I feel so hopeless about litter box training my bunny... I have tried a few different types of litter and he always pee's and poo's beside his litter box and uses his litter box as a bed. It has ruined my hardwood floor. I don't know what to do - please offer me some advice. Thank you!!!



Breed: Flemish Giant/Californian

Sex: Male (getting neutered on Monday)

Age: 6 Months


----------



## MiniLopHop (Aug 26, 2011)

Have you tried wiping up the pee and putting the soiled paper towel in the box? Also scoop up the poops and put them in.

I'm struggling with this at the moment too. I have a 3 year old mini lop that came from a filthy background. By scooping the poops into the litter box I have convinced him to poop there. Unfortunately he still pees on the floor because he likes to lay in it! I'm trying to teach him it's more comfortable dry.

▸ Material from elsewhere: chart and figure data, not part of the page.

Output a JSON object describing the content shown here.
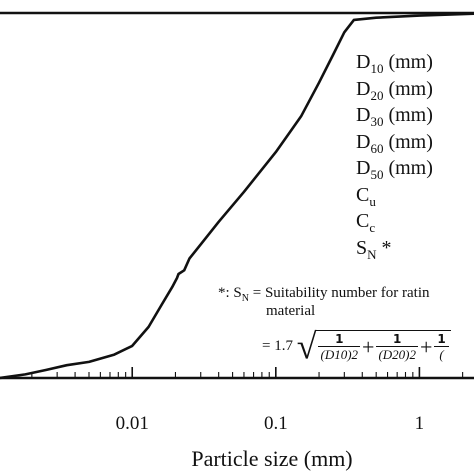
{
  "chart_data": {
    "type": "line",
    "x_scale": "log",
    "xlabel": "Particle size (mm)",
    "ylabel": "",
    "x_ticks": [
      "0.01",
      "0.1",
      "1"
    ],
    "x_tick_values": [
      0.01,
      0.1,
      1
    ],
    "xlim": [
      0.0012,
      2.4
    ],
    "ylim": [
      0,
      100
    ],
    "grid": false,
    "series": [
      {
        "x": [
          0.0012,
          0.0018,
          0.0025,
          0.0035,
          0.005,
          0.0075,
          0.01,
          0.013,
          0.016,
          0.019,
          0.0205,
          0.021,
          0.023,
          0.025,
          0.03,
          0.04,
          0.06,
          0.1,
          0.15,
          0.2,
          0.25,
          0.3,
          0.35,
          0.5,
          1,
          2.4
        ],
        "y": [
          0.0,
          1.0,
          2.2,
          3.5,
          4.4,
          6.4,
          8.8,
          14.0,
          20.0,
          24.9,
          27.4,
          28.5,
          29.5,
          32.7,
          36.6,
          42.8,
          51.0,
          61.9,
          71.7,
          80.9,
          88.5,
          94.7,
          98.1,
          98.7,
          99.3,
          99.8
        ]
      }
    ]
  },
  "legend": {
    "items": [
      {
        "main": "D",
        "sub": "10",
        "rest": " (mm)"
      },
      {
        "main": "D",
        "sub": "20",
        "rest": " (mm)"
      },
      {
        "main": "D",
        "sub": "30",
        "rest": " (mm)"
      },
      {
        "main": "D",
        "sub": "60",
        "rest": " (mm)"
      },
      {
        "main": "D",
        "sub": "50",
        "rest": " (mm)"
      },
      {
        "main": "C",
        "sub": "u",
        "rest": ""
      },
      {
        "main": "C",
        "sub": "c",
        "rest": ""
      },
      {
        "main": "S",
        "sub": "N",
        "rest": " *"
      }
    ]
  },
  "note": {
    "prefix": "*: S",
    "sub": "N",
    "text": " = Suitability number for ratin",
    "line2": "material",
    "eq_prefix": "= 1.7",
    "frac_num": "1",
    "frac1_den": "(D10)2",
    "frac2_den": "(D20)2",
    "frac3_den": "(",
    "plus": "+"
  }
}
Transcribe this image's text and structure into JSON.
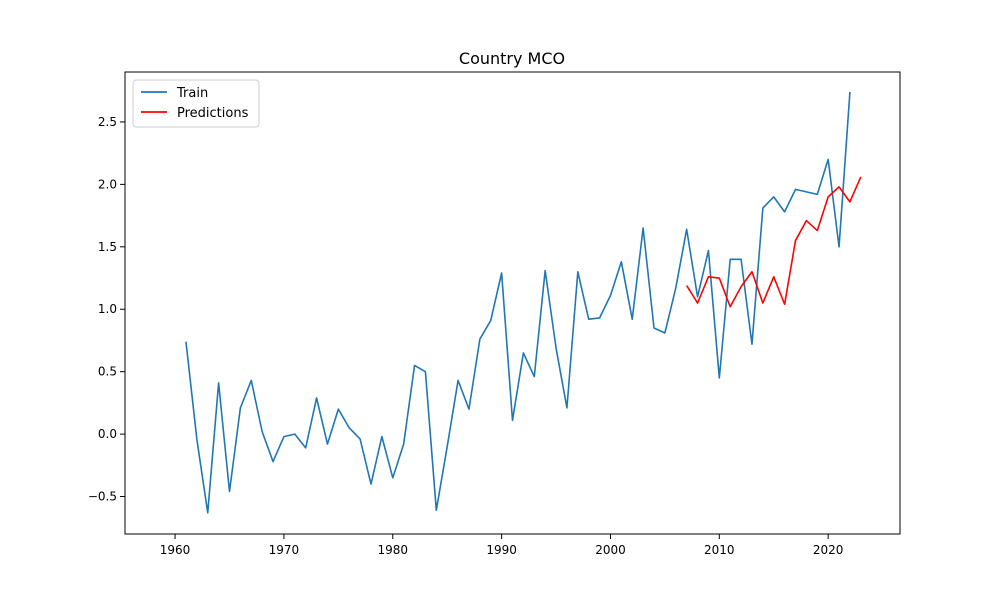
{
  "chart_data": {
    "type": "line",
    "title": "Country MCO",
    "xlabel": "",
    "ylabel": "",
    "xlim": [
      1955.4,
      2026.6
    ],
    "ylim": [
      -0.8,
      2.9
    ],
    "x_ticks": [
      1960,
      1970,
      1980,
      1990,
      2000,
      2010,
      2020
    ],
    "y_ticks": [
      -0.5,
      0.0,
      0.5,
      1.0,
      1.5,
      2.0,
      2.5
    ],
    "x_tick_labels": [
      "1960",
      "1970",
      "1980",
      "1990",
      "2000",
      "2010",
      "2020"
    ],
    "y_tick_labels": [
      "−0.5",
      "0.0",
      "0.5",
      "1.0",
      "1.5",
      "2.0",
      "2.5"
    ],
    "grid": false,
    "legend_position": "top-left",
    "series": [
      {
        "name": "Train",
        "color": "#1f77b4",
        "x": [
          1961,
          1962,
          1963,
          1964,
          1965,
          1966,
          1967,
          1968,
          1969,
          1970,
          1971,
          1972,
          1973,
          1974,
          1975,
          1976,
          1977,
          1978,
          1979,
          1980,
          1981,
          1982,
          1983,
          1984,
          1985,
          1986,
          1987,
          1988,
          1989,
          1990,
          1991,
          1992,
          1993,
          1994,
          1995,
          1996,
          1997,
          1998,
          1999,
          2000,
          2001,
          2002,
          2003,
          2004,
          2005,
          2006,
          2007,
          2008,
          2009,
          2010,
          2011,
          2012,
          2013,
          2014,
          2015,
          2016,
          2017,
          2018,
          2019,
          2020,
          2021,
          2022
        ],
        "y": [
          0.74,
          -0.04,
          -0.63,
          0.41,
          -0.46,
          0.21,
          0.43,
          0.02,
          -0.22,
          -0.02,
          0.0,
          -0.11,
          0.29,
          -0.08,
          0.2,
          0.05,
          -0.04,
          -0.4,
          -0.02,
          -0.35,
          -0.08,
          0.55,
          0.5,
          -0.61,
          -0.1,
          0.43,
          0.2,
          0.76,
          0.91,
          1.29,
          0.11,
          0.65,
          0.46,
          1.31,
          0.69,
          0.21,
          1.3,
          0.92,
          0.93,
          1.11,
          1.38,
          0.92,
          1.65,
          0.85,
          0.81,
          1.17,
          1.64,
          1.1,
          1.47,
          0.45,
          1.4,
          1.4,
          0.72,
          1.81,
          1.9,
          1.78,
          1.96,
          1.94,
          1.92,
          2.2,
          1.5,
          2.74
        ]
      },
      {
        "name": "Predictions",
        "color": "#ff0000",
        "x": [
          2007,
          2008,
          2009,
          2010,
          2011,
          2012,
          2013,
          2014,
          2015,
          2016,
          2017,
          2018,
          2019,
          2020,
          2021,
          2022,
          2023
        ],
        "y": [
          1.19,
          1.05,
          1.26,
          1.25,
          1.02,
          1.18,
          1.3,
          1.05,
          1.26,
          1.04,
          1.55,
          1.71,
          1.63,
          1.9,
          1.98,
          1.86,
          2.06
        ]
      }
    ]
  }
}
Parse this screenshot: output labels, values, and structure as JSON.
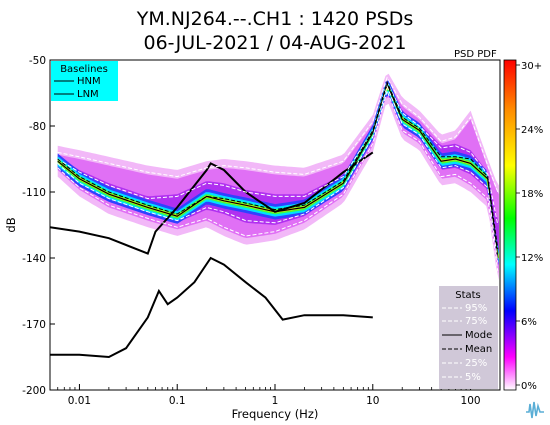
{
  "chart_data": {
    "type": "heatmap",
    "title_line1": "YM.NJ264.--.CH1 : 1420 PSDs",
    "title_line2": "06-JUL-2021 / 04-AUG-2021",
    "xlabel": "Frequency (Hz)",
    "ylabel": "dB",
    "x_scale": "log",
    "xlim": [
      0.005,
      200
    ],
    "ylim": [
      -200,
      -50
    ],
    "x_ticks": [
      0.01,
      0.1,
      1,
      10,
      100
    ],
    "x_tick_labels": [
      "0.01",
      "0.1",
      "1",
      "10",
      "100"
    ],
    "y_ticks": [
      -50,
      -80,
      -110,
      -140,
      -170,
      -200
    ],
    "y_tick_labels": [
      "-50",
      "-80",
      "-110",
      "-140",
      "-170",
      "-200"
    ],
    "pdf_label": "PSD PDF",
    "colorbar": {
      "ticks": [
        "30+",
        "24%",
        "18%",
        "12%",
        "6%",
        "0%"
      ],
      "stops": [
        "#ff0000",
        "#ff8c00",
        "#ffff00",
        "#00ff00",
        "#00ffff",
        "#0000ff",
        "#ff00ff",
        "#ffffff"
      ]
    },
    "baselines_legend": {
      "title": "Baselines",
      "items": [
        "HNM",
        "LNM"
      ],
      "background": "#00ffff"
    },
    "stats_legend": {
      "title": "Stats",
      "items": [
        "95%",
        "75%",
        "Mode",
        "Mean",
        "25%",
        "5%"
      ],
      "background": "#d0c8d8"
    },
    "series": [
      {
        "name": "HNM",
        "x": [
          0.005,
          0.01,
          0.02,
          0.05,
          0.06,
          0.1,
          0.2,
          0.22,
          0.3,
          0.5,
          1,
          2,
          5,
          10
        ],
        "y": [
          -126,
          -128,
          -131,
          -138,
          -128,
          -117,
          -100,
          -97,
          -100,
          -110,
          -119,
          -115,
          -101,
          -92
        ]
      },
      {
        "name": "LNM",
        "x": [
          0.005,
          0.01,
          0.02,
          0.03,
          0.05,
          0.065,
          0.08,
          0.1,
          0.15,
          0.22,
          0.3,
          0.5,
          0.8,
          1.2,
          2,
          5,
          10
        ],
        "y": [
          -184,
          -184,
          -185,
          -181,
          -167,
          -155,
          -161,
          -158,
          -151,
          -140,
          -143,
          -151,
          -158,
          -168,
          -166,
          -166,
          -167
        ]
      },
      {
        "name": "95%",
        "x": [
          0.006,
          0.01,
          0.02,
          0.05,
          0.1,
          0.2,
          0.3,
          0.5,
          1,
          2,
          5,
          10,
          14,
          20,
          30,
          50,
          70,
          100,
          150,
          190
        ],
        "y": [
          -92,
          -94,
          -97,
          -101,
          -103,
          -99,
          -98,
          -99,
          -101,
          -102,
          -96,
          -78,
          -58,
          -70,
          -76,
          -87,
          -85,
          -76,
          -98,
          -110
        ]
      },
      {
        "name": "75%",
        "x": [
          0.006,
          0.01,
          0.02,
          0.05,
          0.1,
          0.2,
          0.3,
          0.5,
          1,
          2,
          5,
          10,
          14,
          20,
          30,
          50,
          70,
          100,
          150,
          190
        ],
        "y": [
          -95,
          -101,
          -107,
          -113,
          -112,
          -106,
          -107,
          -110,
          -112,
          -112,
          -103,
          -82,
          -60,
          -74,
          -80,
          -90,
          -89,
          -92,
          -102,
          -125
        ]
      },
      {
        "name": "Mode",
        "x": [
          0.006,
          0.01,
          0.02,
          0.05,
          0.1,
          0.2,
          0.3,
          0.5,
          1,
          2,
          5,
          10,
          14,
          20,
          30,
          50,
          70,
          100,
          150,
          190
        ],
        "y": [
          -96,
          -104,
          -111,
          -117,
          -121,
          -112,
          -114,
          -116,
          -119,
          -117,
          -106,
          -83,
          -61,
          -77,
          -82,
          -96,
          -95,
          -97,
          -104,
          -140
        ]
      },
      {
        "name": "Mean",
        "x": [
          0.006,
          0.01,
          0.02,
          0.05,
          0.1,
          0.2,
          0.3,
          0.5,
          1,
          2,
          5,
          10,
          14,
          20,
          30,
          50,
          70,
          100,
          150,
          190
        ],
        "y": [
          -95,
          -103,
          -110,
          -116,
          -120,
          -112,
          -113,
          -115,
          -118,
          -116,
          -105,
          -82,
          -60,
          -76,
          -81,
          -94,
          -94,
          -95,
          -103,
          -136
        ]
      },
      {
        "name": "25%",
        "x": [
          0.006,
          0.01,
          0.02,
          0.05,
          0.1,
          0.2,
          0.3,
          0.5,
          1,
          2,
          5,
          10,
          14,
          20,
          30,
          50,
          70,
          100,
          150,
          190
        ],
        "y": [
          -97,
          -106,
          -113,
          -119,
          -123,
          -117,
          -119,
          -123,
          -124,
          -120,
          -108,
          -85,
          -62,
          -79,
          -84,
          -99,
          -98,
          -101,
          -108,
          -142
        ]
      },
      {
        "name": "5%",
        "x": [
          0.006,
          0.01,
          0.02,
          0.05,
          0.1,
          0.2,
          0.3,
          0.5,
          1,
          2,
          5,
          10,
          14,
          20,
          30,
          50,
          70,
          100,
          150,
          190
        ],
        "y": [
          -99,
          -108,
          -116,
          -122,
          -126,
          -122,
          -126,
          -130,
          -128,
          -123,
          -111,
          -88,
          -64,
          -82,
          -87,
          -103,
          -102,
          -106,
          -113,
          -146
        ]
      }
    ]
  }
}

To protect my carpets I put down a trow rug, then a shower curtain (plastic liner type), then an old sheet over that so he's not on plastic. This also lets me throw the sheet into the wash every other day so the urine doesn't build up. Sorry about your floors.


----------



## Bunnylova4eva (Aug 26, 2011)

BLeh I'm having litter issues with Ripley as well. He's picked where he wants to poop, but if I move the litter box to that spot, then he'll just start going where the litter *was*. =P Silly bunnies.


----------



## ZAnna (Aug 26, 2011)

put hay in the litter box because most bunnies/ rabbits likes to eat while doing their business.
my bunny was doing his business outside his litter box at first and using the litter box as his bed but eventually he learned to use his litter box. so i suggest putting hay in the litter boax and wait, because it might take some time until they learn to do so.


----------



## Nancy McClelland (Aug 26, 2011)

We put the litter boxes inside of cardboard boxes so if they miss, it still is contained within the cardboard which is easy and cheap to replace. We just cut down a slot in the front or side for an entrance.


----------



## WhatTheRAWR (Aug 28, 2011)

My rabbit used to sleep in his litter box  I just scooped up his poop and the paper he'd peed on and put it in his litter box. He's learned now. Make sure theres hay in the litter box too


----------